Actually, I’m referring to other use case of a recipe trigger. In this case, the route will be triggered by a third-party, so I assume I won’t be able to obtain a shortLivedToken, correct?

I’ve deployed Monday’s “Hello World” GitHub example for Monday apps. From what I understand, this example uses OAuth2 during the app installation process and saves a token in secure storage for the user ID. Later, when the third-party webhook is triggered, that token can be used to access the user’s board.

I don’t have much experience with OAuth2, but I think I can try to replicate this process for my use case. What do you think?

Your route triggered by the third party, itself then triggers a monday.com integration trigger - that trigger then sends an action back to another route in your backend, which does the actual work.

So there is a trip through the monday infrastructure in the middle that results in you getting a token.

3rd party => your route => monday trigger => monday action => your route2 (with token)

Hi @codyfrisch,

I have a couple of questions about your comment:

  1. Why is this approach of going through the Monday infrastructure better than the OAuth process I outlined above? This approach sounds a bit cumbersome…

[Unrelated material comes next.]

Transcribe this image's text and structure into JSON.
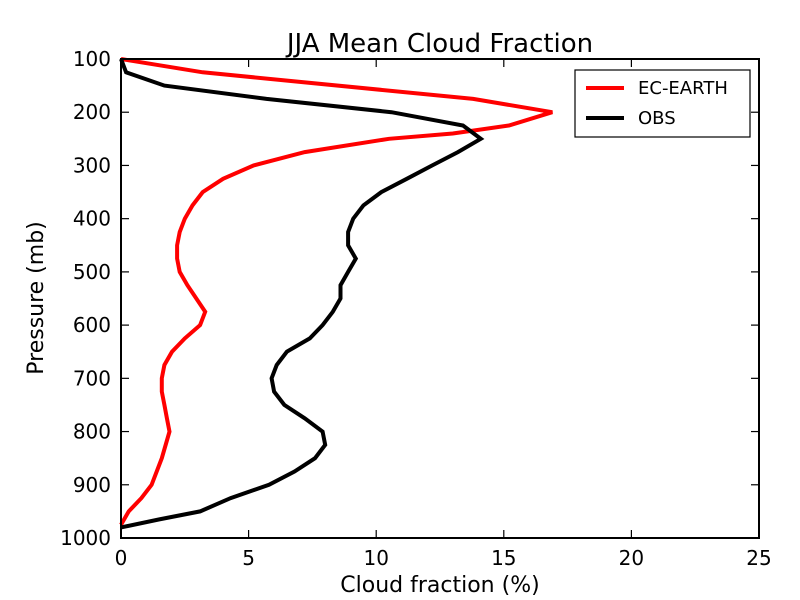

  2. How would my route be able to create a Monday trigger without having access to the Monday board?

The user creates the second recipe on the board, not you.

The second recipe is “when process is completed… do something (status change, etc.)”.

If the trigger is able to be published for custom use, this lets your users integrate other workflow steps into the external process being completed for example. Otherwise you can provide a few prebuilt recipes.

One thing to avoid is locking users into preconceived workflow expectations - because they will always want to do things you didn’t expect, its just how the user base is.

While it seems more complicated - asking the user to create the second recipe - what you’re doing is giving the user control over how their boards behave, and their business process instead of dictating it to them.

Yes you’ll probably want to create a short guide, or video for release.